Das müsste uns alles nicht weiter interessieren, wenn die Abhängigkeit von Nachrichten-Organisationen zu Social Media Plattformen wie Facebook und Twitter nicht so immens wäre. Social hat Search überholt, wenn es darum geht, wie die Leute auf ein Nachrichtenangebot stoßen. Die Homepage ist dem Tode geweiht, liest man.

„Inhalte werden via social verteilt und via mobile konsumiert“, stellt BuzzFeed, der King of Social, mit Bezugnahme auf Shareaholic fest. Tatsächlich: Satte 68 Prozent der 1,3 Milliarden Nutzer facebooken mobil. Kein Wunder: In vielen Ländern ist das Smartphone der einzige Zugang zum Internet. Und es sind mitnichten der hippe New Yorker oder der skeptische Deutsche diejenigen Nutzer, für die Facebook Regeln macht.

Das hat Konsequenzen: Wenn User auf Facebook mit Nachrichten konfrontiert werden, dann bislang vor allem in Form von Verlinkungen. Das findet aber der mobile User womöglich gar nicht so gut, der mag nämlich nicht so gern auf Links klicken. Zu schön und nativ ist es, einfach die Inhalte im News Feed zu erscrollen. Der Feed ist der Ort, an dem erlebt werden will. Facebook, Instagram, Tumblr, Twitter — Feeds sind state of the art.

Und Facebook selbst findet das nämlich auch gar nicht so gut mit den Verlinkungen, denn dann verschwindet der User ja zum verlinkten Angebot. Facebook möchte viel lieber, dass die User auf der Plattform verbleiben und goutiert daher via Algorithmus Inhalte am meisten, die direkt auf Facebook funktionieren.

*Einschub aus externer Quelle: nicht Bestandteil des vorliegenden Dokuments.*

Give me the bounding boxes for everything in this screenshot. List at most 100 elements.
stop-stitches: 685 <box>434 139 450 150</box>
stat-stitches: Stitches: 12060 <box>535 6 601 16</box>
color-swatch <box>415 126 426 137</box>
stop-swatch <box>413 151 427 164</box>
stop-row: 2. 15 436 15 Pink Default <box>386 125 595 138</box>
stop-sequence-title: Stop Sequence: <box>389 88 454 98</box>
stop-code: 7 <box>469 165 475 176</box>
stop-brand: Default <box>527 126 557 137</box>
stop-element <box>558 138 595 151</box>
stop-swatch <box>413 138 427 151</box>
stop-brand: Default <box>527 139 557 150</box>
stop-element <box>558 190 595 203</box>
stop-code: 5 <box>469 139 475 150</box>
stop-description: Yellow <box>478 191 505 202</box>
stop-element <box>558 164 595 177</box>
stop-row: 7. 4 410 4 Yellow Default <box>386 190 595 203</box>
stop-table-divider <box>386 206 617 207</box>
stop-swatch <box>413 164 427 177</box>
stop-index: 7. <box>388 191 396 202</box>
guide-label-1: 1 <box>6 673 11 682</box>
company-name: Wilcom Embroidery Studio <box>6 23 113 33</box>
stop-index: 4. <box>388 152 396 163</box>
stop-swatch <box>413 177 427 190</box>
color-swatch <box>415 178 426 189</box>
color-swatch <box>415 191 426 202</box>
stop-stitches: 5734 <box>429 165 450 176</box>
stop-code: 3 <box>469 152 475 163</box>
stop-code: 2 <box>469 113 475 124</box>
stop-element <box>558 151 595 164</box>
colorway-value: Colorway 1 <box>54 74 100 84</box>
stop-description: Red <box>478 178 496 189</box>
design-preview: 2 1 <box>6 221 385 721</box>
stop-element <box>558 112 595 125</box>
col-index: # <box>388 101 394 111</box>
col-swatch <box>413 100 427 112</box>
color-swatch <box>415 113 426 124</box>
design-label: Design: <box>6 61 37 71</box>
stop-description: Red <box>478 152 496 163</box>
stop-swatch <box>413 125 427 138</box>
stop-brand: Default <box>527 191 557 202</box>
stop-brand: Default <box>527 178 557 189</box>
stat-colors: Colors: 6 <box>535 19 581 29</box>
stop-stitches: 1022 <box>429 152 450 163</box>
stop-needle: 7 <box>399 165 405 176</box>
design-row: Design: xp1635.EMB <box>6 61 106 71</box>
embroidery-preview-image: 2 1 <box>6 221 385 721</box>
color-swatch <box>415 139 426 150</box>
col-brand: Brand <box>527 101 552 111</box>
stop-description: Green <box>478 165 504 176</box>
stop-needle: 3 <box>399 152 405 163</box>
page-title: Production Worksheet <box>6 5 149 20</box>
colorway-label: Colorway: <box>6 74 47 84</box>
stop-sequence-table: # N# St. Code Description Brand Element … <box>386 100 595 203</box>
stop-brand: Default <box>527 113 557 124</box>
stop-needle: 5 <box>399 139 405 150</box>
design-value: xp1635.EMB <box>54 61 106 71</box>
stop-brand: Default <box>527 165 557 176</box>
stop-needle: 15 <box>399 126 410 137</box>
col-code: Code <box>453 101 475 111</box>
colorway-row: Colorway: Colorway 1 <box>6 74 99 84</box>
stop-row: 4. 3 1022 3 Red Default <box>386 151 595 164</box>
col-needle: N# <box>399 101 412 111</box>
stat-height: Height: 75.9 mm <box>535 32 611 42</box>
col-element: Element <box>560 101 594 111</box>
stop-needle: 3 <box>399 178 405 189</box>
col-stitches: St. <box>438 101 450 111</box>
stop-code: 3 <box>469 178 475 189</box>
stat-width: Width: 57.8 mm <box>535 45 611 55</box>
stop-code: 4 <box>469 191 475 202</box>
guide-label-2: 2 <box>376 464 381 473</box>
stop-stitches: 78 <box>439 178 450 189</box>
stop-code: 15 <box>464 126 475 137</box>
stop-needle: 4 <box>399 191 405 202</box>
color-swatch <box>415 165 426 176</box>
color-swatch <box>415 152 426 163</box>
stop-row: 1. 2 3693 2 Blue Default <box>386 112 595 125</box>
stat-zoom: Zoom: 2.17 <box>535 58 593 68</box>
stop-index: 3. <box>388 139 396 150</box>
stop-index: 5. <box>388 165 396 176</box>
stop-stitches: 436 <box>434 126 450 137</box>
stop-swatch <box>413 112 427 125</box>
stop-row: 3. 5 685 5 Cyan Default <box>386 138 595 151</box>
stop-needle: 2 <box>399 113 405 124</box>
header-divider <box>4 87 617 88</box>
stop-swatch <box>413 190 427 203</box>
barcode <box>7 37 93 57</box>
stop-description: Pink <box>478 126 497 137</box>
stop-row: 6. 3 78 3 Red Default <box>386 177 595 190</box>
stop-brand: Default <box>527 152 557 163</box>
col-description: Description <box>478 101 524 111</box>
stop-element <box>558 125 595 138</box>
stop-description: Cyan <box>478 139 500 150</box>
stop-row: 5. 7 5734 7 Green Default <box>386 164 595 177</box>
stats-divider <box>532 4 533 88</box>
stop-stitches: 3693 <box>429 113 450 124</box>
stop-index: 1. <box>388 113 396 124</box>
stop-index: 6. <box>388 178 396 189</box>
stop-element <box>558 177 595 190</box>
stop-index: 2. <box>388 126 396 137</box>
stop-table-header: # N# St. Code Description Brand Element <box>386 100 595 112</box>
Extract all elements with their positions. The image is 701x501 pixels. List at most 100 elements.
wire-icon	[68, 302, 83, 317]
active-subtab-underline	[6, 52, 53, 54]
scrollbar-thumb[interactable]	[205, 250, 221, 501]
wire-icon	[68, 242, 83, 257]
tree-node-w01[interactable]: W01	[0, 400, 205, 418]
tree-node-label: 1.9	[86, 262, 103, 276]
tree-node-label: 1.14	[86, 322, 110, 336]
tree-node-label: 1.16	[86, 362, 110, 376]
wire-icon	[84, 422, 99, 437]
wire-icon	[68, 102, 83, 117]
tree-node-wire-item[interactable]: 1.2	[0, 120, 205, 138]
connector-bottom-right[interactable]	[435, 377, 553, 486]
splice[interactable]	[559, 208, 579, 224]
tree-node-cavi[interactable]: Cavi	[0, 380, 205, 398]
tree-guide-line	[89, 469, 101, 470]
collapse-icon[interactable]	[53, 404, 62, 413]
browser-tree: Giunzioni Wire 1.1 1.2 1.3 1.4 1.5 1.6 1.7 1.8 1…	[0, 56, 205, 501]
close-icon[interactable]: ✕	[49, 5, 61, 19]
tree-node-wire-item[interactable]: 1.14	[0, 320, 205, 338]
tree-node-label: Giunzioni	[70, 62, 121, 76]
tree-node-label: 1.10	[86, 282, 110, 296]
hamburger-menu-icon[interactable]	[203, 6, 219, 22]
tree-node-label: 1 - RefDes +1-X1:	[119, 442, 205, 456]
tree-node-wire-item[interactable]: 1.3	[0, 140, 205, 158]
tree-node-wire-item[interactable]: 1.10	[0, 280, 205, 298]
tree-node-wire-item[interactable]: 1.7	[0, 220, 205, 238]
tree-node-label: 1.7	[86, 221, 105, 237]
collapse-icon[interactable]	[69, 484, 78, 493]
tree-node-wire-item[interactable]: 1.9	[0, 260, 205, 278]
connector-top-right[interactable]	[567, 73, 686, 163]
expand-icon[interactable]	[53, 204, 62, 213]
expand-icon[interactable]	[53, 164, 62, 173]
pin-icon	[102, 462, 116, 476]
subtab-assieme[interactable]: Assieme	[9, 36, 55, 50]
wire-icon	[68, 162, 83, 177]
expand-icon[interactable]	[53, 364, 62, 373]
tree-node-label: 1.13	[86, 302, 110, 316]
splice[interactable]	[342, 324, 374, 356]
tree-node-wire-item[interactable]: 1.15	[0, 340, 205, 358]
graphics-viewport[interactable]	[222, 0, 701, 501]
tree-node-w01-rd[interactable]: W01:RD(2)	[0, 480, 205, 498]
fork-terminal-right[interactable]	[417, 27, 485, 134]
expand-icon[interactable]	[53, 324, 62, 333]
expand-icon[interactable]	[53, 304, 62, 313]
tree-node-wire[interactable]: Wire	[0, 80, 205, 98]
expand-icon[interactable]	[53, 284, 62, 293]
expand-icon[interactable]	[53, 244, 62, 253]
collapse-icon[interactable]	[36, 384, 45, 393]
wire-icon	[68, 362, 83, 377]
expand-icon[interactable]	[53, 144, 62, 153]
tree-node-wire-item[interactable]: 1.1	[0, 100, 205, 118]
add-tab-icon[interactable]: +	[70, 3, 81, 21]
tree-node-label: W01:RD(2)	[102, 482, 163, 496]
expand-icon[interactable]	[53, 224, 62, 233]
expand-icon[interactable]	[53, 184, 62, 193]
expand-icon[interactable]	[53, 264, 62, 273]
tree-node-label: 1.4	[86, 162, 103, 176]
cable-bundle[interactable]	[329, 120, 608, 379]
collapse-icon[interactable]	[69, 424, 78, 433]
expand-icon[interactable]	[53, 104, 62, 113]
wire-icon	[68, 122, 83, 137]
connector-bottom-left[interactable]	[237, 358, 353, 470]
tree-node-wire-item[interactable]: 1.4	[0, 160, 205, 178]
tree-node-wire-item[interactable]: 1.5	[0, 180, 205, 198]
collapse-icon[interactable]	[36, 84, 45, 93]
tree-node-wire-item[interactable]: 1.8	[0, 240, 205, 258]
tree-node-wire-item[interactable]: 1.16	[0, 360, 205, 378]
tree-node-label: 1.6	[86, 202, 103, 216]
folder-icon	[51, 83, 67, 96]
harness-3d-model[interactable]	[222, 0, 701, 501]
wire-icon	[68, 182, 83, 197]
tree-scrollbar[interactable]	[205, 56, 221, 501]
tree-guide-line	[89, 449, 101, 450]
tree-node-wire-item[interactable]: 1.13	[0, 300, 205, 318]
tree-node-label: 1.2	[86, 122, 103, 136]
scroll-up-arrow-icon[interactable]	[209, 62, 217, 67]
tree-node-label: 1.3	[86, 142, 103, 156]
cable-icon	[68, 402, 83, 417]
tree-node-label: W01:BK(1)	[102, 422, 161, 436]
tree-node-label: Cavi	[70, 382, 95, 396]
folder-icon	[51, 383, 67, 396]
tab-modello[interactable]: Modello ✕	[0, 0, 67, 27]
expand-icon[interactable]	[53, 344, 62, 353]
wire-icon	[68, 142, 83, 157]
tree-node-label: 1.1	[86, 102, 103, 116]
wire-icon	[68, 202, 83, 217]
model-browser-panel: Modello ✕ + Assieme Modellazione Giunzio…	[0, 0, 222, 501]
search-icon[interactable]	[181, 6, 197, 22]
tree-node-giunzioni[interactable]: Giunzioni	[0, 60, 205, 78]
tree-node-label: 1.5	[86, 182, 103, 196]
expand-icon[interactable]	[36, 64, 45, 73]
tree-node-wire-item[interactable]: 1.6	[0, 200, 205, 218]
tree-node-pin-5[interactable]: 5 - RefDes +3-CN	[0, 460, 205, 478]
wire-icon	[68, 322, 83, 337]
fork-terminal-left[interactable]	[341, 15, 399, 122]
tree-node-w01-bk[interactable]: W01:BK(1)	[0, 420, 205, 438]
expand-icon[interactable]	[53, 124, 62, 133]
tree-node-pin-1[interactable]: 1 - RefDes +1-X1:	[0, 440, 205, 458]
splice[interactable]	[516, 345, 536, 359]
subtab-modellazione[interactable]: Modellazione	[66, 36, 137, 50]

Kleines Beispiel: Aktuell laufen bei Facebook hochgeladene Videos sehr viel besser als via YouTube eingebettete oder gar regulär verlinkte Inhalte. Während also vormals Nachrichten-Anbieter ihre Inhalte bei Facebook bewerben konnten, werden sie nun angehalten, ihre Inhalte bei Facebook selbst hochzuladen. Ein kleiner Tweak des Algorithmus reicht aus. Als redaktionellen Eingriff wertet Facebook das jedoch nicht.

News-Anbieter werden daher zukünftig wohl Kanäle auf Facebook mit eigenen Inhalten bespielen (müssen). Während früher verlinkt wurde, will Facebook nun Audio, Video und Text selbst hosten. Der Grund ist klar: Je mehr User Facebook direkt auf der Plattform nutzen, desto mehr Daten können gesammelt und desto mehr Werbung kann verkauft werden.

Den Medienmachern sind dabei die Hände gebunden. Entweder ziehen sie mit — oder verlieren langsam weiter an Bedeutung, respektive den Anschluss an eine Generation, die eben mit Social Media und nicht mit dem Werktags-Ritual “Tageschau mit der Familie gucken” sozialisiert wird.

Neue, schnellere Inhalte-Anbieter jedenfalls stehen bereit und bieten bereits heute direkt auf die jeweiligen Plattformen zugeschnittene Inhalte an. Zwei Beispiele: BuzzFeed Video & Now This News.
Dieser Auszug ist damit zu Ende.